There's another question that I wanted to put to both of you. I hear an argument from especially the Conservative side—and I think only the Conservative side, in fact—that a tax benefit would suffice, so let's go down that path. What do you make of this argument? The Conservatives worry that the state is expanding and that national programs of this type are not necessary. What do you think of that sort of argument?

1:05 p.m.

Liberal

The Chair Liberal Wayne Easter

That will be your last question, Peter.

1:05 p.m.

Executive Director, Licensed Child Care Network

Kara Pihlak

Tax benefits are not child care.

You can think of it this way. I receive a tax benefit from the Conservative government and I go to sign up my child for care, but there's no care. At my personal centre, the wait-list is until September. At other centres, it's for years. There are simply not enough spaces for the children and the parents who need them.

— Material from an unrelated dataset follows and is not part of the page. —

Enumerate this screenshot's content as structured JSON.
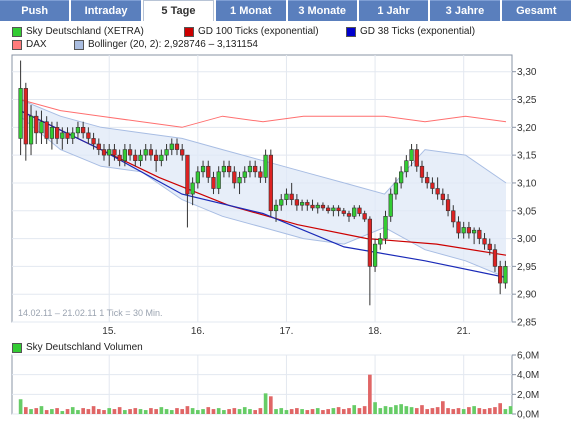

Tax credits do not fix the system. We need a complete system overhaul whereby we invest directly in the infrastructure and directly in the educators, because there are simply not enough of them and there's not enough good high-quality care right now. It's not a personal responsibility anymore; it's the social right of the child and the family to have the care they need.

Céline, would you like to talk more about this?

1:05 p.m.

Céline Bourbonnais-MacDonald

No. That was well said.

1:05 p.m.

Liberal

Peter Fragiskatos Liberal London North Centre, ON

It's very helpful to us, as I know from previous conversations on the importance of early childhood learning especially that both of you have put to me.

Chair, I turn it back to you. Thank you very much.